朝日町の空き地で四日市市の朝明中3年、寺輪博美さん(15)が殺害された強盗殺人、死体遺棄事件。寺輪さんが発見された空き地へは県警が現場を保存するため立ち入り禁止のテープが張られ、近所の住民らは解決を望みながら不安な日を過ごしている。

 寺輪さんは8月25日夜、友人と四日市市の花火大会を楽しんだあとJR朝日駅からの帰途に被害にあったとみられる。遺体が29日に発見されたのは、県道から曲がった道路を約10メートル入った空き地。事件発覚当初の県道の一部を含め広範囲に通行禁止にしていたものものしい態勢からは緩やかになったが、住民らの緊張は解けていない。

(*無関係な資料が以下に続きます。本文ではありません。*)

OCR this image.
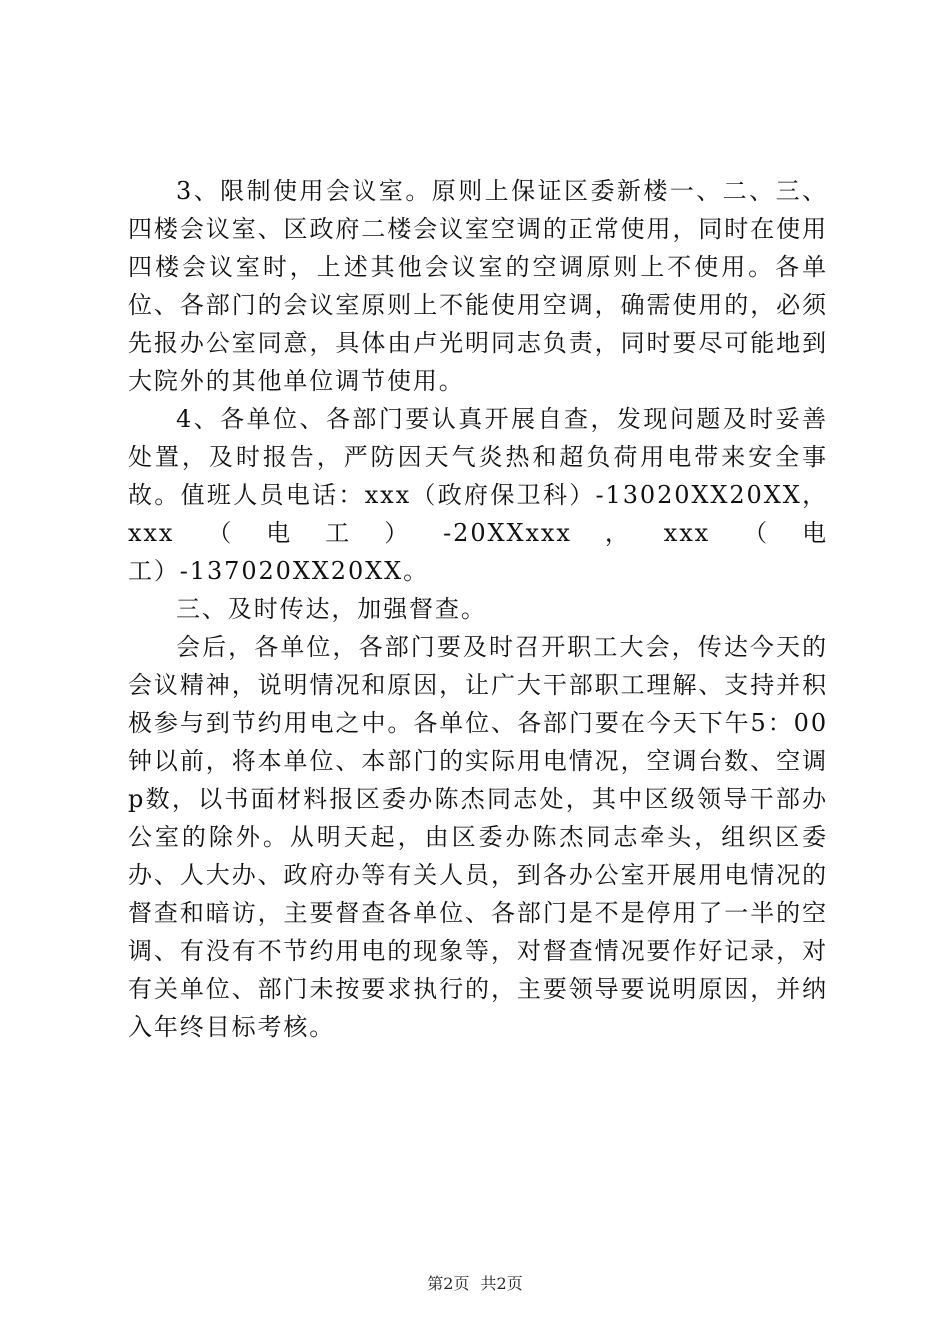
3、限制使用会议室。原则上保证区委新楼一、二、三、四楼会议室、区政府二楼会议室空调的正常使用，同时在使用四楼会议室时，上述其他会议室的空调原则上不使用。各单位、各部门的会议室原则上不能使用空调，确需使用的，必须先报办公室同意，具体由卢光明同志负责，同时要尽可能地到大院外的其他单位调节使用。

4、各单位、各部门要认真开展自查，发现问题及时妥善处置，及时报告，严防因天气炎热和超负荷用电带来安全事故。值班人员电话：xxx（政府保卫科）-13020XX20XX，xxx（电工）-20XXxxx，xxx（电工）-137020XX20XX。

三、及时传达，加强督查。

会后，各单位，各部门要及时召开职工大会，传达今天的会议精神，说明情况和原因，让广大干部职工理解、支持并积极参与到节约用电之中。各单位、各部门要在今天下午5：00钟以前，将本单位、本部门的实际用电情况，空调台数、空调p数，以书面材料报区委办陈杰同志处，其中区级领导干部办公室的除外。从明天起，由区委办陈杰同志牵头，组织区委办、人大办、政府办等有关人员，到各办公室开展用电情况的督查和暗访，主要督查各单位、各部门是不是停用了一半的空调、有没有不节约用电的现象等，对督查情况要作好记录，对有关单位、部门未按要求执行的，主要领导要说明原因，并纳入年终目标考核。

第2页 共2页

 同年代の女子中学生を持つ近くの主婦は「犯人が逮捕されなければ、眠れない。暗くなってからの外出は戒めている」。寺輪さんが通っていた朝明中は2日に始業式を予定しているが、近所のお年寄りの女性は「2学期にがんばろうとしていたこともあったのだろうと思うと、本当にかわいそう」と話していた。また、幼児を抱いて散歩中の近くの会社員の男性(31)は「道が暗いため夜間は控えている。昼間でも不気味な感じがしていた場所。まだ犯人が捕まっていないので、不安です」と表情を曇らせた。

 四日市北署捜査本部は、寺輪さんが25日深夜に殺害されたとみて捜査。これまで、現場から複数の足跡や、遺留品の寺輪さんの財布などから指紋を採取し、分析を急いでいる。